ASUS Prime B760M-A D4 Intel® B760 (LGA 1700)(13th and 12th Gen) mATX Motherboard:
https://www.amazon.com/gp/product/B0BR8S9KTT:
Intel Core i9-13900 Desktop Processor - 24 cores (8 P-cores + 16 E-cores) - 36MB Cache, up to 5.6 GHz - Box
https://www.newegg.com/intel-core-i9-13900-core-i9-13th-gen/p/N82E16819118425
2x Crucial RAM 64GB Kit (2x32GB) DDR4 3200MHz CL22 (128GB total):
Yes, it's a high-end build, but I rackmount everything and I only have so much space in my rack -- so, I wanted to be sure I had plenty of horsepower. I reused a very nice Silverstone 2U case with room for 4x 3.5" drives, and 2x 2.5" drives -- plus the motherboard has 2x NVMe slots.
Obviously, you don't need to duplicate the above in any way.
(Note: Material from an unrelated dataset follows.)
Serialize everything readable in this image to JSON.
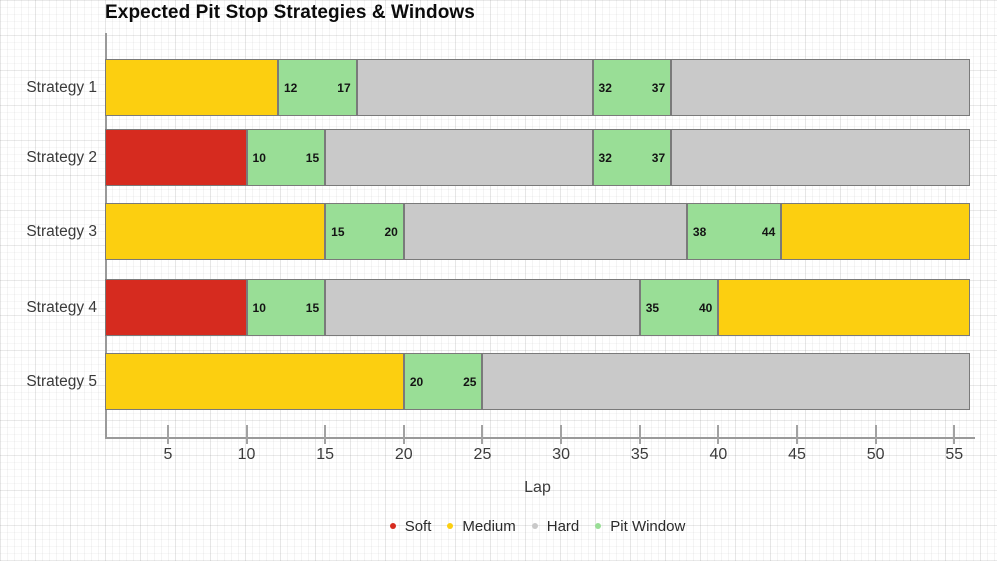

Keep in mind though, when creating VMs and CTs each is going to be assigned a max number of cores it can use and RAM it can consume. It's OK to "over-provision" on cores, though it'll slow things down if all of your active instances demand is high at the same time. RAM though, should not be over-provisioned.
If you can find something in a form factor you like with say 8 cores, and 32GB of RAM you'd be in pretty good shape I would think with room to "grow". If you weren't going to allow for any Windows VMs, and focused on using strictly Linux LXCs, you could probably get by with 4-6 cores and 16GB of RAM.
Proxmox is a "virtualize everything" environment -- you don't want to install any packages directly on the host (with the exception of Tailscale). LXC containers are best at sharing resources, and can run Docker on top. VMs are good for anything with a desktop environment, and some specialized stuff.